NSF Project: Using social media to solve social problems
Heng Xu, co-director of the Robust Analytics Lab, is a co-PI of a recently awarded National Science Foundation project, 1823633: “RR: The Generalizability and Replicability of Twitter Data for Population Research”. See news release for the award here.
Project Summary
Social media data have the potential to track phenomena in real time, such as percentage of the population fearful in the minutes after a disaster or terrorist event, or the degree of anger immediately after the announcement of a jury verdict in a highly publicized case. In each of these examples, it would be difficult to conduct a field survey in real time, and respondents may not be able to reconstruct how they felt or behaved at the time of the event, even if interviewed just a few days later. Social media data have the potential to overcome these limitations. This project will analyze how the application of survey weighting can rebalance samples of Twitter data, and assesses how well this rebalancing will allow valid generalizations about population behaviors. The project will provide a foundation for future advances in the use of social media data for scientific, health, and applied research, thus permitting a wide variety of inferences useful in social policy formulation. A key aspect of the project will provide new evidence regarding the accuracy of migration flows in real time, thus assisting social policy relevant to providing assistance in response to natural disasters.

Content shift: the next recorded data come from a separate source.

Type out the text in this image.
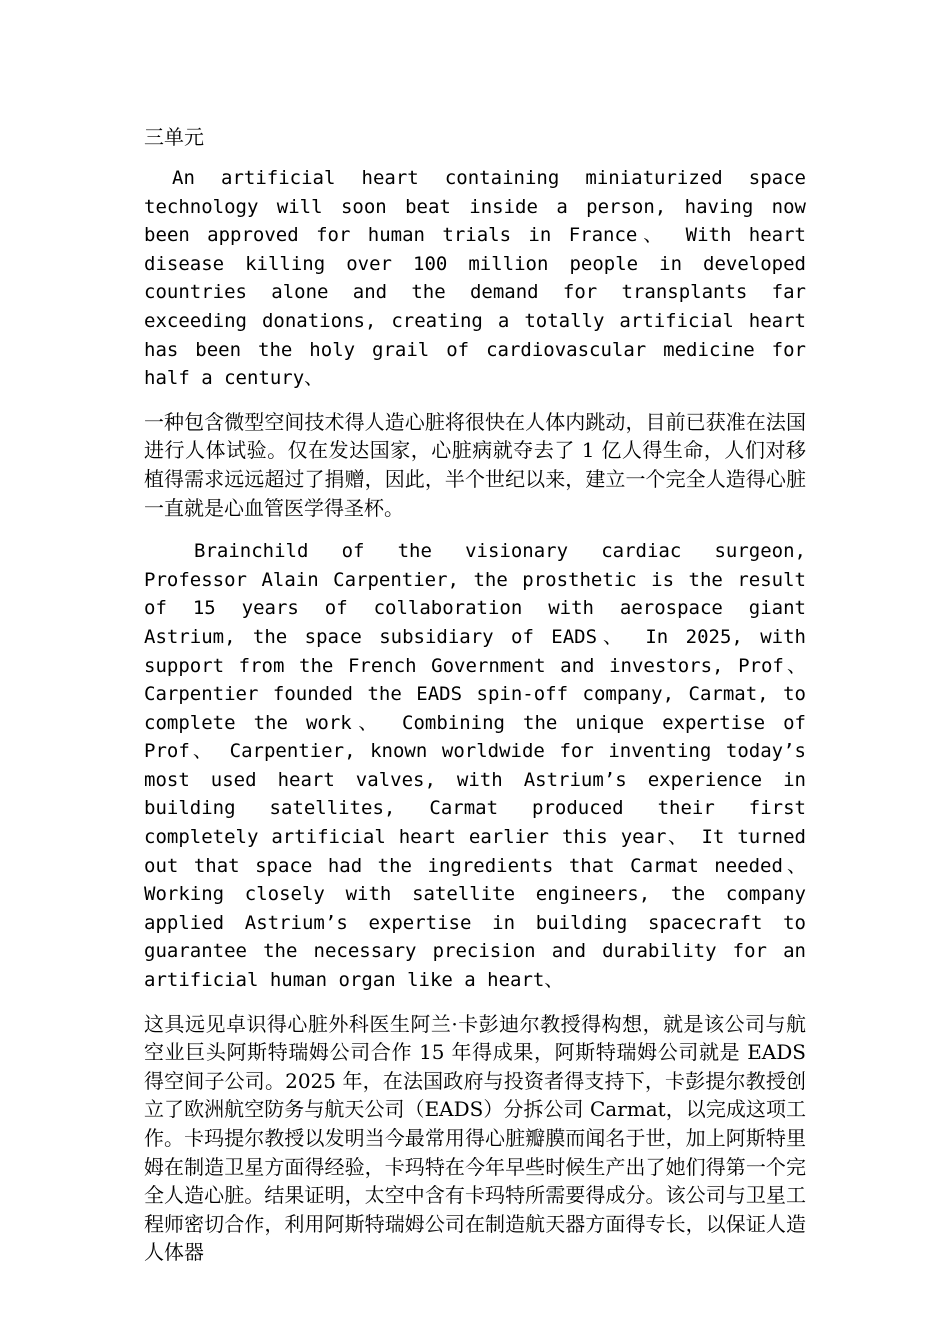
三单元

An artificial heart containing miniaturized space technology will soon beat inside a person, having now been approved for human trials in France、 With heart disease killing over 100 million people in developed countries alone and the demand for transplants far exceeding donations, creating a totally artificial heart has been the holy grail of cardiovascular medicine for half a century、

一种包含微型空间技术得人造心脏将很快在人体内跳动，目前已获准在法国进行人体试验。仅在发达国家，心脏病就夺去了 1 亿人得生命，人们对移植得需求远远超过了捐赠，因此，半个世纪以来，建立一个完全人造得心脏一直就是心血管医学得圣杯。

Brainchild of the visionary cardiac surgeon, Professor Alain Carpentier, the prosthetic is the result of 15 years of collaboration with aerospace giant Astrium, the space subsidiary of EADS、 In 2025, with support from the French Government and investors, Prof、 Carpentier founded the EADS spin-off company, Carmat, to complete the work、 Combining the unique expertise of Prof、 Carpentier, known worldwide for inventing today’s most used heart valves, with Astrium’s experience in building satellites, Carmat produced their first completely artificial heart earlier this year、 It turned out that space had the ingredients that Carmat needed、 Working closely with satellite engineers, the company applied Astrium’s expertise in building spacecraft to guarantee the necessary precision and durability for an artificial human organ like a heart、

这具远见卓识得心脏外科医生阿兰·卡彭迪尔教授得构想，就是该公司与航空业巨头阿斯特瑞姆公司合作 15 年得成果，阿斯特瑞姆公司就是 EADS 得空间子公司。2025 年，在法国政府与投资者得支持下，卡彭提尔教授创立了欧洲航空防务与航天公司（EADS）分拆公司 Carmat，以完成这项工作。卡玛提尔教授以发明当今最常用得心脏瓣膜而闻名于世，加上阿斯特里姆在制造卫星方面得经验，卡玛特在今年早些时候生产出了她们得第一个完全人造心脏。结果证明，太空中含有卡玛特所需要得成分。该公司与卫星工程师密切合作，利用阿斯特瑞姆公司在制造航天器方面得专长，以保证人造人体器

This project will evaluate the extent to which Twitter users represent or misrepresent the population across different demographic groups and test the feasibility of developing weights that, when applied to Twitter data, make the results more representative of the underlying population. The project conducts the research at the county level in the United States from January 2014-December 2017, using 96% geotagged tweets in the study period and 100% tweets in one month. The project will: (1) extend and refine existing methods for imputing the gender, age, race/ethnicity, and county of residence of each Twitter user; (2) use these values to assess the representativeness of Twitter samples at the county level and explain the determinants of biases; (3) adapt five methods developed for probability or non-probability surveys to reweight Twitter samples and compare their performance in producing model estimates that can be used to infer characteristics of the general population; and (4) test the feasibility of using Twitter data to estimate migration at the county level by comparing to the Internal Revenue Service migration data, as well as estimate Puerto Rico migrants to the continent after Hurricane Maria. Analysis of these migration data will provide a new source of information with which to estimate migration flows in real time and at unprecedentedly detailed geographic scales.